Nos lecteurs savent que toute étoile est un soleil, brillant de sa propre lumière. Plusieurs sont plus volumineuses et plus éclatantes que notre propre soleil, quoiqu’il soit lui-même 1 300 000 fois plus gros que la terre. Ainsi, la lumière intrinsèque de l’étoile Alpha du Centaure est trois fois plus intense que celle de notre propre soleil ; autrement dit, si notre soleil était transporté à la distance qui nous sépare de cette étoile, il paraîtrait trois fois moins brillant qu’elle. Sirius est un soleil 192 fois plus lumineux que le nôtre, et 2 688 fois plus gros. Il y a des étoiles dont le volume ne dépasse pas celui de notre soleil. Il en est d’autres qui sont plus petites que lui. Ainsi l’immensité est peuplée de soleils de dimensions et d’éclats variés, disséminés dans toutes les provinces de la création.

Les étoiles doubles sont donc en réalité des groupes de deux soleils. Ces soleils gravitent l’un autour de l’autre, et il est bien probable, pour ne pas dire certain, qu’autour de chacun de ces foyers une famille de planètes est suspendue, comme la terre et ses sœurs du système solaire sont suspendues sur le réseau de l’attraction, de la lumière et de la chaleur de notre astre central, de notre père céleste. Les êtres inconnus qui habitent ces mondes lointains sont donc éclairés et chauffés par deux soleils au lieu d’un. Quelle imagination serait assez féconde pour deviner l’étonnante variété de phénomènes qui doit être produite dans les saisons, les jours et les nuits, par un pareil système de deux soleils alternatifs ?

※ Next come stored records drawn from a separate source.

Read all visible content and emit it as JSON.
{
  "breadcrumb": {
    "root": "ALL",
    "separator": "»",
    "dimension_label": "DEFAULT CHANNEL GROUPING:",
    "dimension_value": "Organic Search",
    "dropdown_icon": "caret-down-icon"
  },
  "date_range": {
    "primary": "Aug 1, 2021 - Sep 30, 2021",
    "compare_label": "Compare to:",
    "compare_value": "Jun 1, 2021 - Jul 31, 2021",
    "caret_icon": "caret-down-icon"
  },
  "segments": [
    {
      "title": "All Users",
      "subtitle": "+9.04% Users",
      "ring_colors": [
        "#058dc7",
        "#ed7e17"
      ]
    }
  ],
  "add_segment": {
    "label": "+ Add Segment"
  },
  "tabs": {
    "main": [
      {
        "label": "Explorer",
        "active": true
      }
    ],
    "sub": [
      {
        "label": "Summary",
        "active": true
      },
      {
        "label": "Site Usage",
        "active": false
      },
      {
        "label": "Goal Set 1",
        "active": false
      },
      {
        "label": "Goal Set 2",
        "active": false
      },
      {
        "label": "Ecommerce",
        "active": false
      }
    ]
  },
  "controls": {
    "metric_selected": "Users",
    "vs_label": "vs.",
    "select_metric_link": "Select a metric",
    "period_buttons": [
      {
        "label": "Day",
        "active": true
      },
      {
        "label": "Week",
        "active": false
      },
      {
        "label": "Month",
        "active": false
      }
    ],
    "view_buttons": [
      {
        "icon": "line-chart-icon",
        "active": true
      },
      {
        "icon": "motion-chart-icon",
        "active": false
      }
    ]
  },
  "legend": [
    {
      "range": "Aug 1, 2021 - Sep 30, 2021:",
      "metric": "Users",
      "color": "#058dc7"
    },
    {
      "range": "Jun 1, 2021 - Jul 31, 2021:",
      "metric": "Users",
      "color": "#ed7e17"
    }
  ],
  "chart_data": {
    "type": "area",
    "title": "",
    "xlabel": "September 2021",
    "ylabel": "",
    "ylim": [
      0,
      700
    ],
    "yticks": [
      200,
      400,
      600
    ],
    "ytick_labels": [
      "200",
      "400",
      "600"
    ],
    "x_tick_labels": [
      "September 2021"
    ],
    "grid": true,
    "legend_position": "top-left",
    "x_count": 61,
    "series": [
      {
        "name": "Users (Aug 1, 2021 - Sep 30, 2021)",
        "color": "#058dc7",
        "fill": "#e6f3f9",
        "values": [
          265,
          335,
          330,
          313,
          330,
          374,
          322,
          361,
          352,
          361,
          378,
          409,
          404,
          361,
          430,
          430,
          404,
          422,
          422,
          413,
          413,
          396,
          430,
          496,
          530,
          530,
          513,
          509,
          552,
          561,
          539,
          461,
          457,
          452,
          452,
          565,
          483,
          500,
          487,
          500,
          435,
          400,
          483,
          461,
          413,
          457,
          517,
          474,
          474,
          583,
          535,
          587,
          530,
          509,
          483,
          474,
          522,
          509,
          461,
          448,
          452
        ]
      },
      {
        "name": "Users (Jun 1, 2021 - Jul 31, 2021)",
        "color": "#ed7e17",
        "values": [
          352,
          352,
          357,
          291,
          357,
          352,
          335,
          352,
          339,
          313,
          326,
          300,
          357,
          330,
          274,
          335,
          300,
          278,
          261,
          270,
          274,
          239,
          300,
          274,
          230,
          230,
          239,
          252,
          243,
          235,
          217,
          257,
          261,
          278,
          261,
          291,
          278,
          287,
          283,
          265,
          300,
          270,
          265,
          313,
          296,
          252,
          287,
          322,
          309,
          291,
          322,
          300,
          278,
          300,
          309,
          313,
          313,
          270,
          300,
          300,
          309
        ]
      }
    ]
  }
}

Les étoiles doubles, ou plus généralement encore les étoiles multiples sont des systèmes composés d’un très-petit nombre d’astres lumineux par eux-mêmes, véritables soleils que réunit le lieu d’une gravitation réciproque, et qui exécutent leurs mouvements dans des courbes fermées. Avant que l’observation n’eût révélé leur existence, on ne connaissait de pareils mouvements que dans notre système solaire, où les planètes accomplissent aussi leurs révolutions dans des trajectoires limitées. On sut alors que la force d’attraction qui gouverne notre système, qui s’étend du Soleil à Neptune et même 28 fois plus loin, puisque l’attraction solaire agit encore, à 131 000 millions de kilomètres, sur la grande comète de 1680, la retient dans son orbite et la force à revenir ; on apprit, dis-je, que cette force règne aussi dans les autres mondes et gouverne les systèmes stellaires les plus éloignés.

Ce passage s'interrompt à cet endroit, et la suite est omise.